The production included a mix of local heritage performances as well as local and international military parades. The main part of the show was a battle enactment of a fictitious scenario where an elite military group representing the Land Forces, Special Forces, Navy and Air Force liberate a war torn nation in the mountains from militia control. The enactment featured air drops, low passing jet fly-bys, helicopters and naval support, firefights, fast moving pursuits involving tanks and armoured vehicles in challenging surroundings, a fully working and custom built train and submarine as well as full movie grade special effects (including high grade vehicle hits, land fireballs and debris explosions, rock falls, bullet hits and water explosions) culminating in the successful liberation of the mountain village.
‘This show involves jets and helicopter fly pasts that have to be timed to the precise second to match up with the action sequences on the staging area performed by armoured vehicles, infantry, special effects that include large pyro explosions on land and on the mountains, water explosions and vehicle explosions,’ explained Eddie Andradé, the show’s creative director. ‘This involves intense coordination between the show caller, stunt director and choreographer, special effects crew, stage managers, video, audio, cameras, the Navy, the Land Forces, the pilots, the airport, the air bases, air traffic control, road traffic control, the police and civil defence.’
Protec’s founder and CEO, Stephen Lakin, was in charge of building the entire scenic set. ‘Under the temporary venue that Protec built, were the exhibition centre's utilities and drainage systems which had to be protected by the weight of the military vehicles, some of which weighed in excess of 60 tons,’ he noted. ‘Therefore it had to be built up to 1m above the existing surface, graded up with sand, road base and tarmac/asphalt. Protec also built a temporary 65m long x 30m wide x 1m high ‘lake’ which held 2 million litres of water on which jet boats and a submarine were run. ‘We added working waterfalls that we built into the mountain set along with artificial greenery to complete the scenic visual,’ added Mr Lakin.
The mountains themselves were built out of base scaffold structures with carpet fascia that was painted to resemble rocky and moss/grass covered mountains and finished off with artificial greenery and landscaping. The mountains had to be strong enough to withstand pyro explosions at various heights, abseiling, zip lining and a lot of personnel movement. Over 400 tonnes of ballast was used to secure the structures which worked well with the high wind speeds experienced during the build-up. Two 16m x 9m LED screens were built into the upstage mountain structures with access to work behind them.
The audio package included 40 L-Acoustics K2 ground stacked in blocks of four with SB28 subs positioned between each set of two K2 stacks. ‘We ran a dual redundant fibre network using DiGiCo racks running digital outs and Optocore Sane units running analogue outputs to the LA8 amplifiers, this complemented our use of the SD10 mixing desk with SD-RE redundant engine which meant we could lose kit or connections anywhere in the network and not lose audio or control at all,’ Protec’s head of audio, Ed Ross explained. ‘For communications we used a Clear-Com matrix and a selection of control panels, HelixNet belt backs and Motorola digital radios. These were integrated with Riedel RiFace units for seamless communication across platforms.’
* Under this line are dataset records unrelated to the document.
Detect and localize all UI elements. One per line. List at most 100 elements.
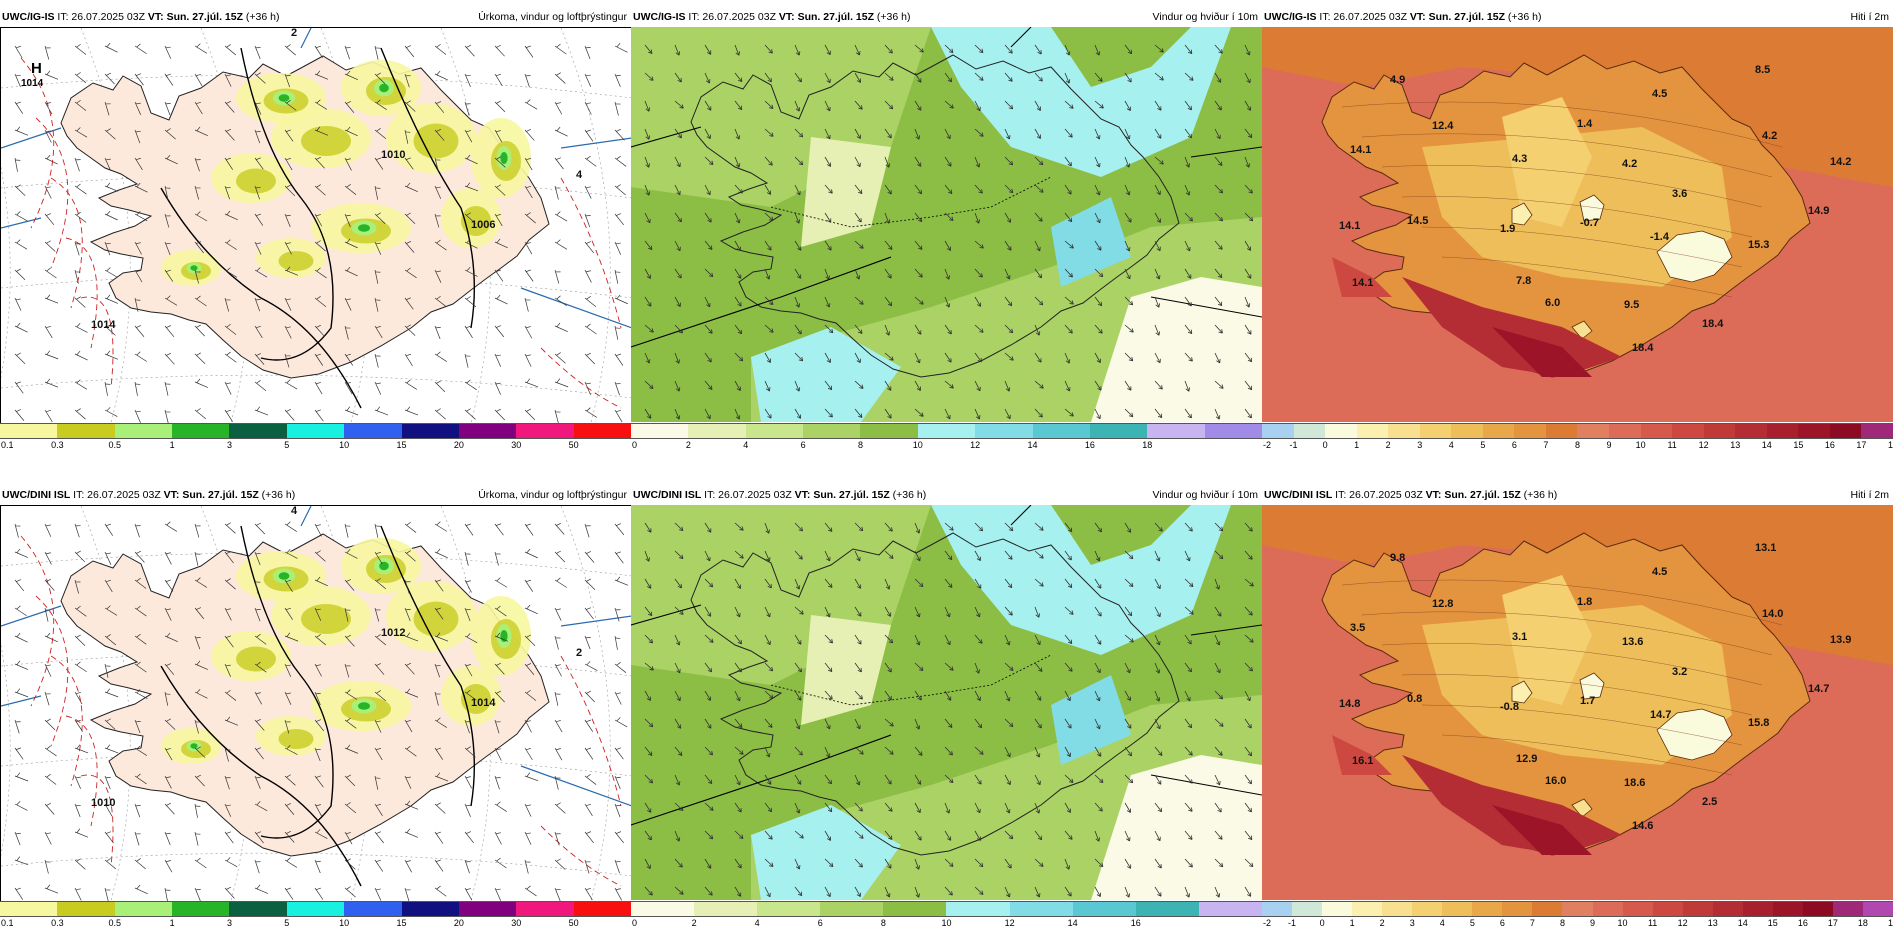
colorbar-swatch <box>1293 424 1326 438</box>
colorbar <box>1262 423 1893 439</box>
temperature-value: 14.1 <box>1350 144 1371 156</box>
colorbar <box>631 901 1262 917</box>
colorbar-tick-label: 4 <box>1439 918 1445 928</box>
map-canvas <box>631 505 1262 900</box>
colorbar-tick-label: 6 <box>1499 918 1505 928</box>
temperature-value: 4.5 <box>1652 88 1667 100</box>
panel-title: Vindur og hviður í 10m <box>1152 489 1258 501</box>
run-info: UWC/IG-IS IT: 26.07.2025 03Z VT: Sun. 27… <box>2 7 280 27</box>
colorbar-ticks: 0 2 4 6 8 10 12 14 16 18 <box>631 439 1262 453</box>
wind-symbols <box>644 44 1254 420</box>
valid-time: VT: Sun. 27.júl. 15Z <box>778 11 875 23</box>
colorbar-swatch <box>573 424 631 438</box>
colorbar-tick-label: 11 <box>1667 440 1677 450</box>
map-canvas: 9.8 13.1 4.5 12.8 1.8 14.0 3.5 3.1 13.6 13.9 3.2 14… <box>1262 505 1893 900</box>
colorbar-tick-label: -2 <box>1263 440 1272 450</box>
map-area[interactable]: 1012 1014 1010 2 4 <box>0 505 631 902</box>
init-time: IT: 26.07.2025 03Z <box>54 11 148 23</box>
colorbar-swatch <box>1292 902 1323 916</box>
colorbar-swatch <box>229 902 287 916</box>
map-area[interactable]: 9.8 13.1 4.5 12.8 1.8 14.0 3.5 3.1 13.6 13.9 3.2 14… <box>1262 505 1893 900</box>
colorbar-swatch <box>1862 902 1893 916</box>
colorbar-tick-label: 13 <box>1707 918 1718 928</box>
colorbar-tick-label: 7 <box>1543 440 1549 450</box>
map-area[interactable] <box>631 27 1262 422</box>
colorbar <box>631 423 1262 439</box>
colorbar-tick-label: 0.5 <box>108 918 121 928</box>
colorbar-tick-label: 4 <box>1448 440 1454 450</box>
model-name: UWC/IG-IS <box>1264 11 1317 23</box>
temperature-value: 2.5 <box>1702 796 1717 808</box>
temperature-value: 3.5 <box>1350 622 1365 634</box>
temperature-value: 3.6 <box>1672 188 1687 200</box>
colorbar-ticks: -2-1012345678910111213141516171819 <box>1262 439 1893 453</box>
colorbar-tick-label: 9 <box>1606 440 1612 450</box>
colorbar-tick-label: -2 <box>1263 918 1272 928</box>
colorbar-swatch <box>1712 902 1743 916</box>
temperature-value: 13.6 <box>1622 636 1643 648</box>
temperature-value: -0.8 <box>1500 701 1519 713</box>
colorbar-swatch <box>946 902 1010 916</box>
colorbar-tick-label: 8 <box>857 440 863 450</box>
colorbar-tick-label: 12 <box>970 440 981 450</box>
colorbar-tick-label: 4 <box>743 440 749 450</box>
temperature-value: 12.9 <box>1516 753 1537 765</box>
map-area[interactable]: 1010 1006 1014 4 2 H 1014 <box>0 27 631 424</box>
wind-symbols <box>14 42 628 423</box>
colorbar-swatch <box>1532 902 1563 916</box>
colorbar-swatch <box>114 902 173 916</box>
colorbar-swatch <box>1861 424 1893 438</box>
run-info: UWC/IG-IS IT: 26.07.2025 03Z VT: Sun. 27… <box>633 7 911 27</box>
colorbar-tick-label: 9 <box>1590 918 1596 928</box>
valid-time: VT: Sun. 27.júl. 15Z <box>794 489 890 501</box>
colorbar-tick-label: 0.3 <box>51 440 64 450</box>
valid-time: VT: Sun. 27.júl. 15Z <box>163 489 259 501</box>
colorbar-tick-label: 6 <box>817 918 823 928</box>
colorbar-swatch <box>1089 424 1148 438</box>
colorbar-swatch <box>1419 424 1452 438</box>
colorbar-tick-label: 5 <box>1469 918 1475 928</box>
colorbar-swatch <box>286 902 345 916</box>
colorbar-tick-label: 14 <box>1067 918 1078 928</box>
colorbar-tick-label: 30 <box>511 440 522 450</box>
colorbar <box>0 901 631 917</box>
colorbar-swatch <box>1472 902 1503 916</box>
panel-title: Hiti í 2m <box>1850 489 1889 501</box>
colorbar-tick-label: 12 <box>1698 440 1709 450</box>
colorbar-tick-label: 6 <box>1511 440 1517 450</box>
temperature-value: 8.5 <box>1755 64 1770 76</box>
valid-time: VT: Sun. 27.júl. 15Z <box>1409 11 1506 23</box>
colorbar-ticks: 0.1 0.3 0.5 1 3 5 10 15 20 30 50 <box>0 917 631 931</box>
map-area[interactable] <box>631 505 1262 900</box>
temperature-value: 14.7 <box>1650 709 1671 721</box>
colorbar-tick-label: 1 <box>1349 918 1355 928</box>
temperature-value: 4.3 <box>1512 153 1527 165</box>
map-panel-wind: UWC/IG-IS IT: 26.07.2025 03Z VT: Sun. 27… <box>631 7 1262 463</box>
colorbar-swatch <box>172 424 230 438</box>
init-time: IT: 26.07.2025 03Z <box>685 11 779 23</box>
temperature-value: 1.8 <box>1577 596 1592 608</box>
colorbar-swatch <box>401 424 459 438</box>
isobar-label: 1014 <box>91 319 116 331</box>
colorbar-swatch <box>0 902 58 916</box>
map-area[interactable]: 4.9 8.5 4.5 12.4 1.4 4.2 14.1 4.3 4.2 14.2 3.6 14.1… <box>1262 27 1893 422</box>
colorbar-swatch <box>1072 902 1136 916</box>
colorbar-swatch <box>1562 902 1593 916</box>
temperature-value: 18.4 <box>1632 342 1654 354</box>
run-info: UWC/IG-IS IT: 26.07.2025 03Z VT: Sun. 27… <box>1264 7 1542 27</box>
temperature-value: 14.5 <box>1407 215 1428 227</box>
colorbar-tick-label: 8 <box>1574 440 1581 450</box>
panel-header: UWC/IG-IS IT: 26.07.2025 03Z VT: Sun. 27… <box>0 7 631 27</box>
colorbar-tick-label: 4 <box>754 918 760 928</box>
colorbar-tick-label: 3 <box>1417 440 1423 450</box>
isobar-label: 1006 <box>471 219 495 231</box>
temperature-value: 3.2 <box>1672 666 1687 678</box>
lead-time: (+36 h) <box>258 489 296 501</box>
colorbar-tick-label: 5 <box>1480 440 1486 450</box>
colorbar-swatch <box>1388 424 1420 438</box>
colorbar-swatch <box>1032 424 1090 438</box>
colorbar-swatch <box>1652 902 1683 916</box>
colorbar-tick-label: 7 <box>1529 918 1535 928</box>
panel-title: Úrkoma, vindur og loftþrýstingur <box>478 11 627 23</box>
‘This is a very unique show,’ reflected Mr Andradé. ‘It’s not as simple as using your imagination and delivering an action movie styled show because it also has to be realistic in the sense that being a military demonstration, it needed to involve military procedures and methods. This calls for some serious research and coordination. From a creative standpoint, we had already done a desert theme and a port theme so this time it had to be in a completely different setting. So mountains it was. Once we had the setting, we had to develop the storyline that was creative yet practical and most importantly, safe for them to perform live.’
‘Thank you very much on a successful IDEX, which for ADNEC and Abu Dhabi, was the most successful ever IDEX in its history,’ concluded Humaid Matar Al Dhaheri, group CEO of ADNEC. ‘This year’s show has broken all records, including reaching more visitors than previous years. Working with Protec was a pleasure for not only myself, but for all my team, who mentioned that it was a delight to work with such a professional, well organised and structured organisation. I am sure the stress behind the scenes was well worth it in the end. What a marvellous opening ceremony and each day I watched the performance, I noticed even more intricate details to the show. The opening ceremony ran as smoothly as I was hoping for and my expectations were not only met, but were exceeded.’